Another major factor is immune enhancement by pre-existing heterologous anti-flavivirus antibodies. Immune enhancement by non-neutralizing cross-reactive antibodies results in virus penetration of cells through the Fc receptor and increased viral replication. Immune enhancement plays a major role in the pathogenesis of severe dengue infections [2,3]. Zika virus replication in cell culture has been shown to be enhanced by heterologous flavivirus antibodies [4]. The current Zika pandemic is occurring in regions where dengue had been epidemic or is currently endemic so it is likely that pre-existing dengue immunity can cause increased virus replication in patients resulting in increased viremia and increased infectivity for vector mosquitos. Whether immune enhancement plays a role in the complications associated with Zika is a subject for future research.

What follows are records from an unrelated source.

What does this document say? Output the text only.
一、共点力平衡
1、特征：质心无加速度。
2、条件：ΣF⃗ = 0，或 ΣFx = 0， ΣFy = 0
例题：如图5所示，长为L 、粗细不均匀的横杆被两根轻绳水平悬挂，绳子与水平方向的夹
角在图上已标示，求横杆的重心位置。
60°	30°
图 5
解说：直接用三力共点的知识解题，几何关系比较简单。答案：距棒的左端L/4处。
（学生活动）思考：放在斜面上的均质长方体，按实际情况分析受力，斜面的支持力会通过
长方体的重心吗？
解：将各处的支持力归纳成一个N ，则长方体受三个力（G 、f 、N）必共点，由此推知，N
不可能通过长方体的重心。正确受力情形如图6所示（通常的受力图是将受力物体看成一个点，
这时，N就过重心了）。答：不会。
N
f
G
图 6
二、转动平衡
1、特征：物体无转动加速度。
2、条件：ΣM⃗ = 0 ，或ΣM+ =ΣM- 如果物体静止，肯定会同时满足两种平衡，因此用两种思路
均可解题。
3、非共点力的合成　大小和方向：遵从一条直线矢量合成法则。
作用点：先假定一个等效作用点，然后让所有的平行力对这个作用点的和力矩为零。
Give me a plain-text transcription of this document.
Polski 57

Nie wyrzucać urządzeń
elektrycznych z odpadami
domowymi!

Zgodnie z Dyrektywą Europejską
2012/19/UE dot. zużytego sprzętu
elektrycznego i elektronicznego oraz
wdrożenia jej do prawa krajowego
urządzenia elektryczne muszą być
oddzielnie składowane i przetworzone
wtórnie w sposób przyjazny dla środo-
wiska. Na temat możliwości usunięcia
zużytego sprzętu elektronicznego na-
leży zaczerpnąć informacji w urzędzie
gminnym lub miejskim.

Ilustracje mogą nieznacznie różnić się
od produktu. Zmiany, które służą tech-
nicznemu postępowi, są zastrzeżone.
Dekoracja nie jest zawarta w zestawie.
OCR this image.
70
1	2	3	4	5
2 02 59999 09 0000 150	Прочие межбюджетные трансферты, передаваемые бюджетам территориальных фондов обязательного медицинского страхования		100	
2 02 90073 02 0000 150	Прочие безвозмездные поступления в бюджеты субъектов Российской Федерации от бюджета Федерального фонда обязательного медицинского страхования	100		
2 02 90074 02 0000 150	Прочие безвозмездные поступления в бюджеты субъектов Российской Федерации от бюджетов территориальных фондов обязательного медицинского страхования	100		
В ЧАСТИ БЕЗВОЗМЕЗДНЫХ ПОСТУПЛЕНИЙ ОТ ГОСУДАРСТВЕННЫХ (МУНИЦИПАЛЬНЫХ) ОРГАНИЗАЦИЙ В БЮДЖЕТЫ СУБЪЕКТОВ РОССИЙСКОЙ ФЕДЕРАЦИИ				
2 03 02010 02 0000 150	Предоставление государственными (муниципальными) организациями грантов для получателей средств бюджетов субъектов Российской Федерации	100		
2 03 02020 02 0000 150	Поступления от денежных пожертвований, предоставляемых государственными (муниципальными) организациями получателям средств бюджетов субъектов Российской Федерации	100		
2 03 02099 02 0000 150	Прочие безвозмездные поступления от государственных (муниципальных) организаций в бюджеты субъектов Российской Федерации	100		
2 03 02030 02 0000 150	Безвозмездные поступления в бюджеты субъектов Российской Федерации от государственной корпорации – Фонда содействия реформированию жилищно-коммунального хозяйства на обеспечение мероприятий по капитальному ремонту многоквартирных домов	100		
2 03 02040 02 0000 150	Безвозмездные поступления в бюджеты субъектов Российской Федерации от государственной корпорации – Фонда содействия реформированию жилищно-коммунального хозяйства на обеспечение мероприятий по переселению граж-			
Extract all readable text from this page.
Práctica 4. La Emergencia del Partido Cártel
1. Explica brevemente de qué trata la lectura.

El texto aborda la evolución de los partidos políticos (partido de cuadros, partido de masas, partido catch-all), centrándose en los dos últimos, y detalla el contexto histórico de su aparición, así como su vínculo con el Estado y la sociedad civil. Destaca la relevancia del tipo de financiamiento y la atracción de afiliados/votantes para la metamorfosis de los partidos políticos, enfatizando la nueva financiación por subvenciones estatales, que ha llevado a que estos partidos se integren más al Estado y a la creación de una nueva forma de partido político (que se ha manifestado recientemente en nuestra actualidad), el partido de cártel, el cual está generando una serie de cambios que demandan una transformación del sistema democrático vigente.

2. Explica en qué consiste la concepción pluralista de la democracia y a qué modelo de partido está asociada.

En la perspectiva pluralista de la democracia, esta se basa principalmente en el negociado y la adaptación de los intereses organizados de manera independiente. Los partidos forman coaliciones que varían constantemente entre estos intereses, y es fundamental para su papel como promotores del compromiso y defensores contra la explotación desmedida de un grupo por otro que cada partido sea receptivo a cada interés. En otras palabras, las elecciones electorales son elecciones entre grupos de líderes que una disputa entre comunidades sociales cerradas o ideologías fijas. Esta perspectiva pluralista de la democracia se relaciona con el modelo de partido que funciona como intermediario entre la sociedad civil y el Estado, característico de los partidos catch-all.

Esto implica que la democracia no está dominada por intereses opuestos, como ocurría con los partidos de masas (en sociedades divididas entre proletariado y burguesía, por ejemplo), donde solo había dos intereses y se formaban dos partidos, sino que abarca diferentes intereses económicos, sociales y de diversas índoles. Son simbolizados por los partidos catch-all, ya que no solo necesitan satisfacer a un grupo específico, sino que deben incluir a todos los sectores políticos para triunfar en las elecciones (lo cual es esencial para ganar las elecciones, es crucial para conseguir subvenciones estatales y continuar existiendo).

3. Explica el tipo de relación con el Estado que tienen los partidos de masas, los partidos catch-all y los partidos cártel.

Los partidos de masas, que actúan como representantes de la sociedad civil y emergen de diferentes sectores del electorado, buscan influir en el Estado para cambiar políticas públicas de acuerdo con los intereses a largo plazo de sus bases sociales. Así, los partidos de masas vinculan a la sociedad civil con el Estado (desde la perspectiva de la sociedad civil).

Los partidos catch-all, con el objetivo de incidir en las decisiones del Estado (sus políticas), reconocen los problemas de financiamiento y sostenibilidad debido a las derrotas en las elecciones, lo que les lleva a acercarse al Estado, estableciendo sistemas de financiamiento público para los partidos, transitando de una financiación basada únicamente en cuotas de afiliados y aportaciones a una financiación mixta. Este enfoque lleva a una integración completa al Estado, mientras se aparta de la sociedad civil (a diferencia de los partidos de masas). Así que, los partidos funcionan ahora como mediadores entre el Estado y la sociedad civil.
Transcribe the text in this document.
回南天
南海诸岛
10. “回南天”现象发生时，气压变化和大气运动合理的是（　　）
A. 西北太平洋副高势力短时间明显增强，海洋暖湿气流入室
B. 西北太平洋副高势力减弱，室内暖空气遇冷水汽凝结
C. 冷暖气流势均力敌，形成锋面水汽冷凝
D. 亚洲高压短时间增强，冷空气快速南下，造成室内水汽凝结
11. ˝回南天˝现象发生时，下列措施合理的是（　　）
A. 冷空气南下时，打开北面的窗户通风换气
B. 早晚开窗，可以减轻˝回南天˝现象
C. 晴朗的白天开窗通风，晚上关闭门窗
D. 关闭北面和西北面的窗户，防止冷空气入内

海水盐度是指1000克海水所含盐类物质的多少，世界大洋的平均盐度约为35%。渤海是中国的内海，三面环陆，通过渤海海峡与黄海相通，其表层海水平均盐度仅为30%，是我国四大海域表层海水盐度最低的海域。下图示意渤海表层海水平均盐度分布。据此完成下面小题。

The above factors proposed as major elements involved in promoting and sustaining the Zika pandemic are not mutually exclusive, indeed they can interact in a synergistic fashion. Both codon optimization and immune enhancement can make this virus a more effective human pathogen and more infectious to the vectors. Acting together they can create the virologic and epidemiologic equivalent of a perfect storm.

References

  1. 1. Freire CCM, Iamarino A, Neto DFL, Sall AA, Zanotto PMA. Spread of the pandemic Zika virus lineage is associated with NS1 codon usage adaptation in humans; 2015. Preprint. Available: doi: 10.1101/032839 Accessed: 24 February 2016.
  2. 2. Halstead SB, Nimmannitya S, Cohen SN. Observations related to pathogenesis of dengue hemorrhagic fever, IV. Relation of disease severity to antibody response and virus recovered. Yale J Biol Med 1970: Apr 42(5) 311–328. pmid:5419206
  3. 3. Clyde K, Kyle JL, Harris E. Recent advance in deciphering viral and host determinants of dengue virus replication and pathogenesis. J Virol 2006: 80 no23 11418–11431.
  4. 4. Fagbami AH, Halstead SB, Marchette NJ, Larsen K. Cross-infection enhancement among African flaviviruses by immune mouse ascetic fluids, Cytobios 1987: 49 49–55.